Self-selection bias occurs when individuals select themselves to be included in a survey.
For example, suppose a local government mails out a survey to all of its residents asking them whether or not they think a new intersection should be placed in the middle of the town.
Residents who drive through that particular part of town often and residents who have to deal with daily traffic are more likely to hold a strong opinion about a new intersection and are far more likely to actually respond to the survey.
On the other hand, residents who work from home or simply have no interest in the happenings around the town are unlikely to take the time to respond to the survey.
Thus, the percentage of individuals in the survey who are in favor of the new intersection is unlikely to match the percentage of all residents in the town who are in favor of the new intersection.
Self-Selection Bias: When individuals select themselves to be included in a survey.
This results in a sample of individuals that is not representative of the overall population.
This makes it difficult to generalize the findings from the sample to the population.
In other words, there is bias in our sample data. This makes it difficult to generalize the findings from the sample data to the overall population of interest.
Examples of Self-Selection Bias
The following examples illustrate a few scenarios where self-selection bias is likely to occur.
Example 1: Test Prep
Suppose a teacher wants to know if a new test prep course helps students improve test scores. She posts a sign-up sheet outside of her classroom and lets students decide if they’d like to participate in the course.
Self-selection bias is likely to occur because students who are more studious are more likely to sign up which means the sample of students who take the course aren’t likely to match the overall population of students who could potentially take the course.
Example 2: Multiple Languages
Suppose a local government mails out a survey asking its residents if they should include other languages besides English on street signs to make it easier for people who speak other languages to navigate around town.
Self-selection bias is likely to occur because only residents who can actually read English will respond to the survey. This means the opinions of survey respondents are unlikely to match the opinions of all residents in the town.
Example 3: Biology Research
Suppose a biologist is trying to estimate the average height of a certain species of deer so she places a certain deer feed in an open meadow and takes pictures of the deer that enter the meadow to eat the food.
In this example, self-selection bias is likely to occur because only the deer who like that type of deer feed or who are more comfortable with being out in the open are likely to enter the meadow and thus be included in the sample data.
Thus, it’s unlikely that the average height of deer in this sample will match the average height of deer in the overall population.
Why Self-Selection Bias is a Problem
Self-selection bias is a problem because it causes the individuals in the sample to not be representative of the population.
Recall that the purpose of collecting sample data is to use it to draw conclusions about some population of interest. However, we can only draw valid conclusions if we use a representative sample.
Representative sample: A sample in which the characteristics of the individuals closely match the characteristics of the overall population.
Ideally we would like the sample to be like a “mini version” of the population. This allows us to be confident about using the sample to draw conclusions about the population.
How to Reduce Self-Selection Bias
The obvious way to reduce self-selection bias is to not give individuals the ability to select themselves to be included in a survey.

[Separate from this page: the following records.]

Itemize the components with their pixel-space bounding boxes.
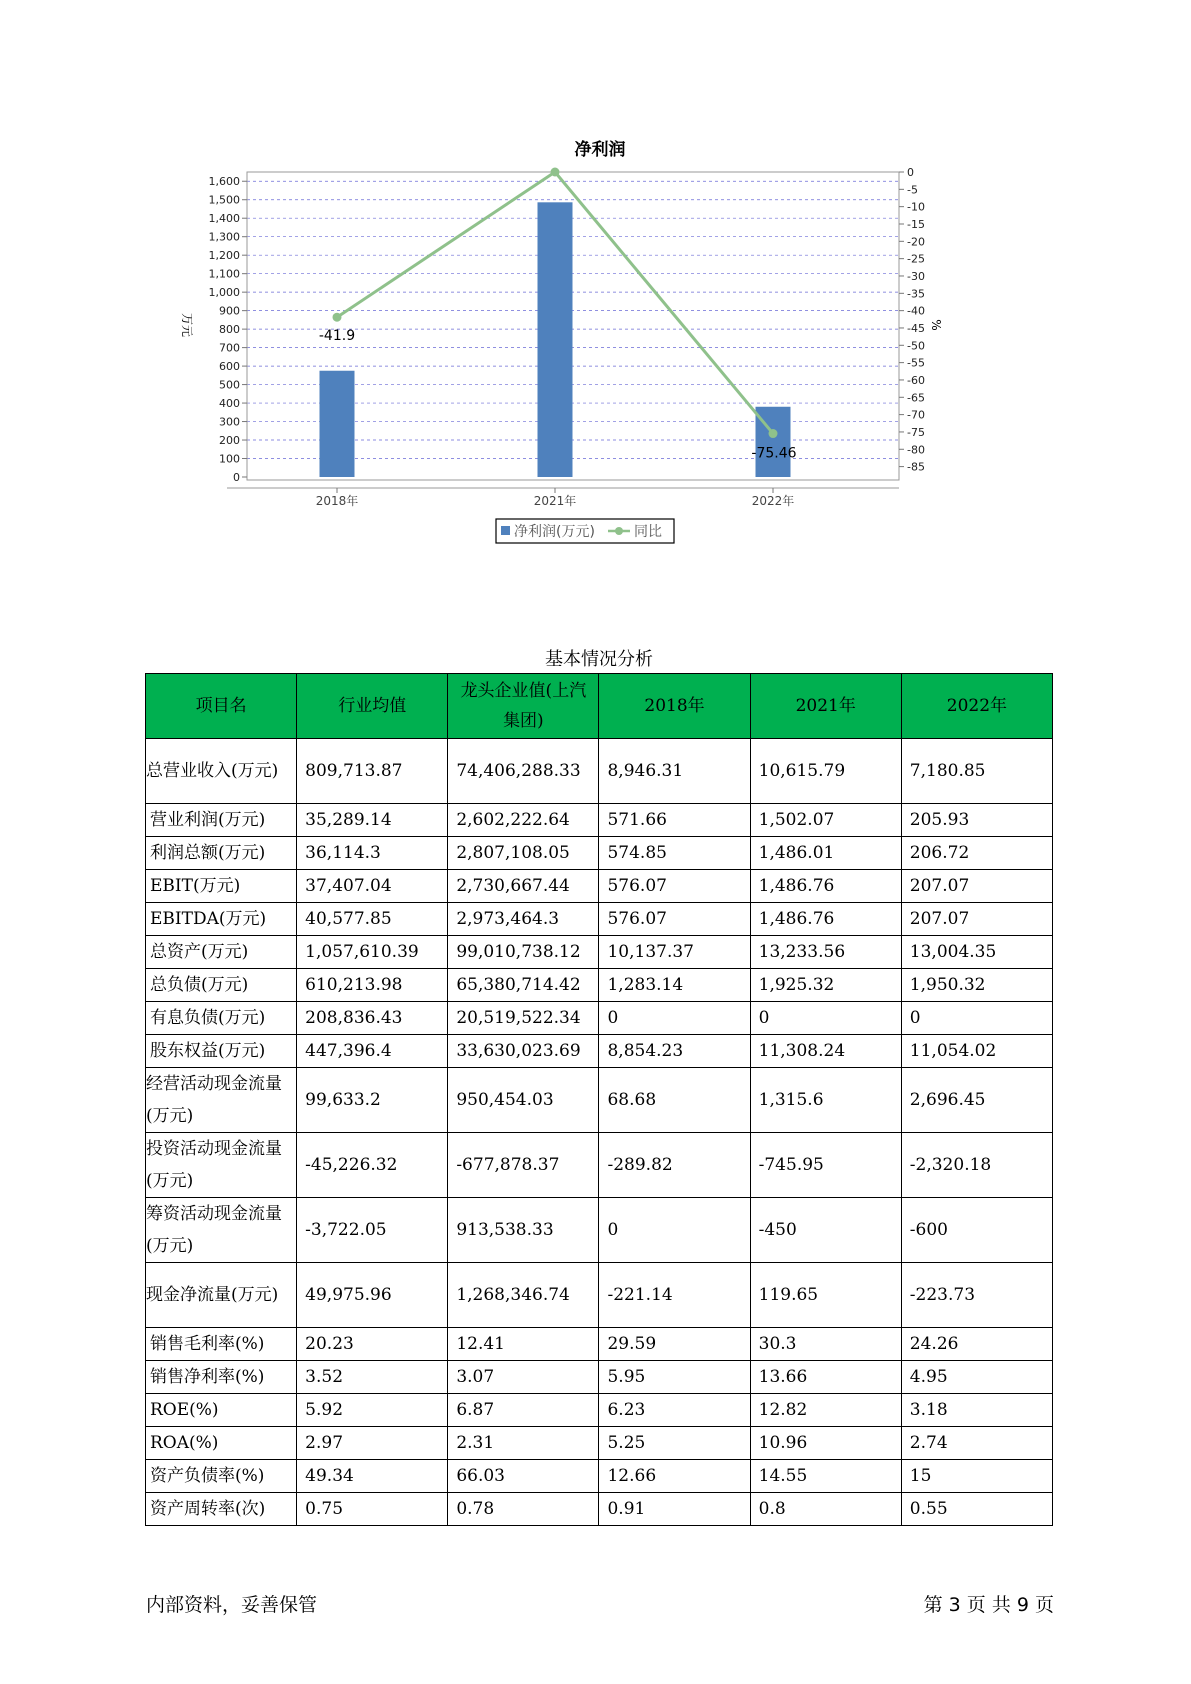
row-value-cell: -745.95 <box>750 1133 901 1198</box>
y-right-tick-label: -65 <box>907 391 925 405</box>
y-right-tick-label: -35 <box>907 287 925 301</box>
y-left-tick-label: 0 <box>233 471 240 484</box>
row-item-name: ROE(%) <box>146 1394 297 1427</box>
row-value-cell: 29.59 <box>599 1328 750 1361</box>
footer-page-number: 第 3 页 共 9 页 <box>923 1594 1054 1616</box>
y-left-tick-label: 1,600 <box>208 175 240 189</box>
row-value-cell: 208,836.43 <box>297 1002 448 1035</box>
y-left-tick-label: 500 <box>219 378 240 392</box>
row-value-cell: 5.92 <box>297 1394 448 1427</box>
row-value-cell: 1,283.14 <box>599 969 750 1002</box>
row-value-cell: 5.25 <box>599 1427 750 1460</box>
row-value-cell: 20,519,522.34 <box>448 1002 599 1035</box>
row-value-cell: -600 <box>901 1198 1052 1263</box>
row-value-cell: 12.66 <box>599 1460 750 1493</box>
row-value-cell: -3,722.05 <box>297 1198 448 1263</box>
row-value-cell: -223.73 <box>901 1263 1052 1328</box>
row-value-cell: 36,114.3 <box>297 837 448 870</box>
y-left-tick-label: 1,100 <box>208 267 240 281</box>
y-left-tick-label: 400 <box>219 397 240 411</box>
table-caption: 基本情况分析 <box>545 649 653 670</box>
row-value-cell: 2,696.45 <box>901 1068 1052 1133</box>
y-right-tick-label: -5 <box>907 183 918 197</box>
y-right-tick-label: -85 <box>907 460 925 474</box>
table-row <box>146 1068 1053 1133</box>
y-left-tick-label: 600 <box>219 360 240 374</box>
footer-confidential-note: 内部资料，妥善保管 <box>146 1594 318 1616</box>
row-value-cell: 49,975.96 <box>297 1263 448 1328</box>
table-row <box>146 837 1053 870</box>
table-row <box>146 1328 1053 1361</box>
row-value-cell: 33,630,023.69 <box>448 1035 599 1068</box>
row-value-cell: -221.14 <box>599 1263 750 1328</box>
legend-bar-label: 净利润(万元) <box>514 524 595 540</box>
header-leader-value: 龙头企业值(上汽集团) <box>448 674 599 739</box>
table-row <box>146 870 1053 903</box>
y-left-tick-label: 100 <box>219 452 240 466</box>
row-value-cell: 950,454.03 <box>448 1068 599 1133</box>
basic-analysis-table <box>145 673 1053 1526</box>
table-row <box>146 969 1053 1002</box>
row-value-cell: 206.72 <box>901 837 1052 870</box>
row-value-cell: 13,004.35 <box>901 936 1052 969</box>
row-item-name: 有息负债(万元) <box>146 1002 297 1035</box>
y-axis-left-ticks <box>209 175 248 484</box>
row-value-cell: 0.8 <box>750 1493 901 1526</box>
y-left-tick-label: 900 <box>219 304 240 318</box>
row-value-cell: 3.07 <box>448 1361 599 1394</box>
table-row <box>146 936 1053 969</box>
row-value-cell: 574.85 <box>599 837 750 870</box>
row-value-cell: 0 <box>599 1002 750 1035</box>
table-row <box>146 1035 1053 1068</box>
row-value-cell: 2.74 <box>901 1427 1052 1460</box>
row-value-cell: 1,486.76 <box>750 870 901 903</box>
yoy-point <box>769 429 778 438</box>
row-item-name: EBITDA(万元) <box>146 903 297 936</box>
row-value-cell: 0.91 <box>599 1493 750 1526</box>
row-value-cell: 2,973,464.3 <box>448 903 599 936</box>
y-right-tick-label: -40 <box>907 304 925 318</box>
row-value-cell: 99,010,738.12 <box>448 936 599 969</box>
net-profit-bar <box>538 202 573 477</box>
row-value-cell: 12.41 <box>448 1328 599 1361</box>
x-axis-ticks <box>316 488 795 508</box>
row-value-cell: 576.07 <box>599 903 750 936</box>
y-left-tick-label: 200 <box>219 434 240 448</box>
row-value-cell: 6.87 <box>448 1394 599 1427</box>
row-value-cell: -677,878.37 <box>448 1133 599 1198</box>
row-value-cell: 119.65 <box>750 1263 901 1328</box>
y-right-tick-label: -80 <box>907 443 925 457</box>
bar-series <box>320 202 791 477</box>
row-value-cell: 207.07 <box>901 903 1052 936</box>
row-value-cell: 3.52 <box>297 1361 448 1394</box>
y-left-tick-label: 1,400 <box>208 212 240 226</box>
y-right-tick-label: -45 <box>907 321 925 335</box>
table-row <box>146 1133 1053 1198</box>
row-value-cell: 1,268,346.74 <box>448 1263 599 1328</box>
table-row <box>146 1198 1053 1263</box>
x-tick-label: 2022年 <box>751 494 795 508</box>
row-item-name: 股东权益(万元) <box>146 1035 297 1068</box>
legend-line-label: 同比 <box>634 524 662 540</box>
header-item-name: 项目名 <box>146 674 297 739</box>
row-value-cell: 809,713.87 <box>297 739 448 804</box>
header-2022: 2022年 <box>901 674 1052 739</box>
y-left-tick-label: 1,200 <box>208 249 240 263</box>
row-value-cell: 11,308.24 <box>750 1035 901 1068</box>
row-value-cell: 4.95 <box>901 1361 1052 1394</box>
row-value-cell: 1,486.76 <box>750 903 901 936</box>
row-item-name: 资产负债率(%) <box>146 1460 297 1493</box>
legend-line-marker <box>615 527 623 535</box>
row-value-cell: 2.97 <box>297 1427 448 1460</box>
row-value-cell: 207.07 <box>901 870 1052 903</box>
row-value-cell: 74,406,288.33 <box>448 739 599 804</box>
row-item-name: 现金净流量(万元) <box>146 1263 297 1328</box>
chart-title: 净利润 <box>574 140 626 160</box>
row-value-cell: 0 <box>599 1198 750 1263</box>
table-row <box>146 739 1053 804</box>
row-value-cell: 20.23 <box>297 1328 448 1361</box>
row-value-cell: -289.82 <box>599 1133 750 1198</box>
row-item-name: 销售毛利率(%) <box>146 1328 297 1361</box>
yoy-data-label: -41.9 <box>318 328 356 345</box>
row-item-name: 经营活动现金流量(万元) <box>146 1068 297 1133</box>
y-left-tick-label: 1,000 <box>208 286 240 300</box>
row-value-cell: 2,602,222.64 <box>448 804 599 837</box>
row-item-name: 总负债(万元) <box>146 969 297 1002</box>
row-value-cell: 571.66 <box>599 804 750 837</box>
row-value-cell: 0.75 <box>297 1493 448 1526</box>
y-right-tick-label: -50 <box>907 339 925 353</box>
row-value-cell: 8,946.31 <box>599 739 750 804</box>
row-value-cell: 13,233.56 <box>750 936 901 969</box>
row-value-cell: 1,950.32 <box>901 969 1052 1002</box>
row-value-cell: 576.07 <box>599 870 750 903</box>
y-right-tick-label: -25 <box>907 252 925 266</box>
header-2021: 2021年 <box>750 674 901 739</box>
row-value-cell: 913,538.33 <box>448 1198 599 1263</box>
row-value-cell: 10,137.37 <box>599 936 750 969</box>
y-left-tick-label: 800 <box>219 323 240 337</box>
yoy-data-label: -75.46 <box>751 445 797 462</box>
header-2018: 2018年 <box>599 674 750 739</box>
row-value-cell: 10,615.79 <box>750 739 901 804</box>
row-value-cell: 10.96 <box>750 1427 901 1460</box>
row-item-name: 总营业收入(万元) <box>146 739 297 804</box>
row-value-cell: 0 <box>901 1002 1052 1035</box>
row-value-cell: 99,633.2 <box>297 1068 448 1133</box>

Ideally, a probability sampling method should be used to obtain a sample.
Probability sampling method: A sampling method in which each member in a population has an equal probability of being selected to be in the sample.
Examples of probability sampling methods include:
1. Simple random sample: Randomly select individuals through the use of a random number generator or some means of random selection.
2. Systematic random sample: Put every member of a population into some order. Choose a random starting point and select every nth member to be in the sample.
3. Stratified random sample: Split a population into groups. Randomly select some members from each group to be in the sample.
4. Cluster random sample: Split a population into clusters. Randomly select some clusters and use each individual in the chosen clusters to be in the sample.
Each of these methods is likely to produce samples that are representative of the population we’re interested in, which allows us to generalize the findings from the sample data to the population.